RESOLVED (unanimously) THAT

 

1.      authority be delegated to Directors (in consultation with Human Resources) to determine applications (including any review of the amount payable) under the 1996 Regulations and/or 2011 Regulations (or subsequent regulations) made by those employees on NJC terms and conditions

2.      authority be delegated to Executive Directors and/or the Head of Paid Service, Monitoring Officer or Section 151 Officer (in consultation with Human Resources) to determine internal appeals under the 2011 Regulations (or subsequent regulations) made by employees on the NJC terms and conditions

3.      authority be delegated to Executive Directors and/or the Head of Paid Service, Monitoring Officer or Section 151 Officer (in consultation with Human Resources) to determine applications (including any review of the amount payable) under the 1996 Regulations and/or 2011 Regulations (or subsequent regulations) made by employees on JNC terms and conditions

4.      authority be delegated to Executive Directors and/or the Head of Paid Service, Monitoring Officer or Section 151 Officer (in consultation with Human Resources) to determine internal appeals under the 2011 Regulations (or subsequent regulations) made by employees on the JNC terms and conditions

5.      In the case of an internal appeal under the 2011 Regulations (or subsequent regulations) where there is no officer who is able to determine an internal appeal, the Appeals Committee determine the internal appeal

6.      the Policy Statement as set out in Appendix 1 be approved and the Chief Executive, in consultation with the Leader, be authorised to make any minor amendments to the Policy Statement

 

12.

Council Motion update report pdf icon PDF 317 KB

Report of the Chair of Overview and Scrutiny

Additional documents:

Minutes:

The Chair of Overview & Scrutiny introduced the report. He explained that the recent meeting with senior representatives of the health service had been both engaging and productive and he wished to thank them for attending to talk about the pressures they were facing. He emphasised the main messages of how Members could assist and support which was principally by encouraging residents to access care in the appropriate way. Communication was key.

The Chair was thanked by the Leader and Members for chairing the meeting and the manner in which valid questions were posed and responded to by the NHS

Members recognised the Leader’s efforts in joining with South West Councils, the LGA and the District Councils network to put effective pressure on government to address the issues raised.
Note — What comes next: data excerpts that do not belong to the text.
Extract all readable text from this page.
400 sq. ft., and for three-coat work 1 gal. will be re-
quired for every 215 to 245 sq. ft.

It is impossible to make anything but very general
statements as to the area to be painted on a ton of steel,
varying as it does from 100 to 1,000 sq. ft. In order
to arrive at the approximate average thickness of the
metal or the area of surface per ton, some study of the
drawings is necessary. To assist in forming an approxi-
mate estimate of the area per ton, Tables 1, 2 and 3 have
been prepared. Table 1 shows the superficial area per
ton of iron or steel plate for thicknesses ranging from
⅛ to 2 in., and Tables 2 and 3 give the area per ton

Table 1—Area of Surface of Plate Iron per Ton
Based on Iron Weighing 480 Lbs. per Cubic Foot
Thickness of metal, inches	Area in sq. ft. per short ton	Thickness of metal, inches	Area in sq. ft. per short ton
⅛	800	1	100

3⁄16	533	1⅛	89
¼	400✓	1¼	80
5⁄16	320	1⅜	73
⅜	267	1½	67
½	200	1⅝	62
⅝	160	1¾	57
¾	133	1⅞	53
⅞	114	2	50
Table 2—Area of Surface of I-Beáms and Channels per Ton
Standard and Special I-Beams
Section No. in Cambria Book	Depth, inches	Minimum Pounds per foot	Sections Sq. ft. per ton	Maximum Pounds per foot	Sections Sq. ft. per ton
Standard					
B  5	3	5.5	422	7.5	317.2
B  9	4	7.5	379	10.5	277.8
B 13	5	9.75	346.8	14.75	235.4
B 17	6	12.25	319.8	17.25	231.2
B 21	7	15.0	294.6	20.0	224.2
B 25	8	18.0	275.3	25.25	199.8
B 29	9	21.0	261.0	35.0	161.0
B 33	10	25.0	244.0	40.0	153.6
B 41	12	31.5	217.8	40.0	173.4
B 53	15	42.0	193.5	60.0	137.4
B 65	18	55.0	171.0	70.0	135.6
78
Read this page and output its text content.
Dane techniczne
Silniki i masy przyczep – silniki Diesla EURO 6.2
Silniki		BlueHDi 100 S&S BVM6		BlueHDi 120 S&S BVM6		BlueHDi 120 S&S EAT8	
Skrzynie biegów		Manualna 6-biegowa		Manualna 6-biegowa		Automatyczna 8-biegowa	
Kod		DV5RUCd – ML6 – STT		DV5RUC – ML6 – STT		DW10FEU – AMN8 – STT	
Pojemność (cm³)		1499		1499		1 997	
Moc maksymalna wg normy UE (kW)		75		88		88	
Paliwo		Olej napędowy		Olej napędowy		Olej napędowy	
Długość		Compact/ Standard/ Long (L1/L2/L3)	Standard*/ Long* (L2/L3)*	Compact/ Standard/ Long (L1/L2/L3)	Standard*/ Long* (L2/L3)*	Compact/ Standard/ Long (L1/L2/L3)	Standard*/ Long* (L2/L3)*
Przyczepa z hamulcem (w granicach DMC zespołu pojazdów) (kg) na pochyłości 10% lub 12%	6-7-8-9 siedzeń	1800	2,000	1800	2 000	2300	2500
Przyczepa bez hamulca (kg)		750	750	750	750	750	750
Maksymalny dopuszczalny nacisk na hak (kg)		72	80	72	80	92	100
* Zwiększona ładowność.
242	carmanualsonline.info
Members thanked all staff in the health and social care systems, recognising the significant pressures they were under.

 

RESOLVED (unanimously) THAT

 

the update report be noted.

 

13.

Notices of Motion

Minutes:

There were none.

14.

Any other item the Mayor determines as urgent and which requires a decision

Minutes:

None.

15.

Local Government Act 1972 -Exempt Information

The committee is recommended to approve the following resolution:-

 

“That in accordance with Section 100A(4) Local Government Act 1972 the public be excluded from the meeting for the remaining agenda items as it is likely that, in view of the nature of the business to be transacted or the nature of the proceedings, if members of the public are present there will be disclosed to them exempt information as defined in paragraph 3, Part (1) Schedule (12A) Local Government Act 1972, namely:

 

Paragraph 3; Information relating to the financial or business affairs of any particular

person (including the authority holding that information)

Minutes:

RESOLVED THAT

 

in accordance with Section 100A(4) Local Government Act 1972 the public be excluded from the meeting for the remaining agenda items as it is likely that, in view of the nature of the business to be transacted or the nature of the proceedings, if members of the public are present there will be disclosed to them exempt information as defined in paragraph 3, Part (1) Schedule (12A) Local Government Act 1972, namely:

 

Paragraph 3; Information relating to the financial or business affairs of any particular

person (including the authority holding that information)

 

16.

Exempt Minutes

Exempt minutes of the meeting held on 18 October 2021

Minutes:

RESOLVED THAT

 

The exempt minutes of the meeting held on 18 October be approved and signed as a correct record.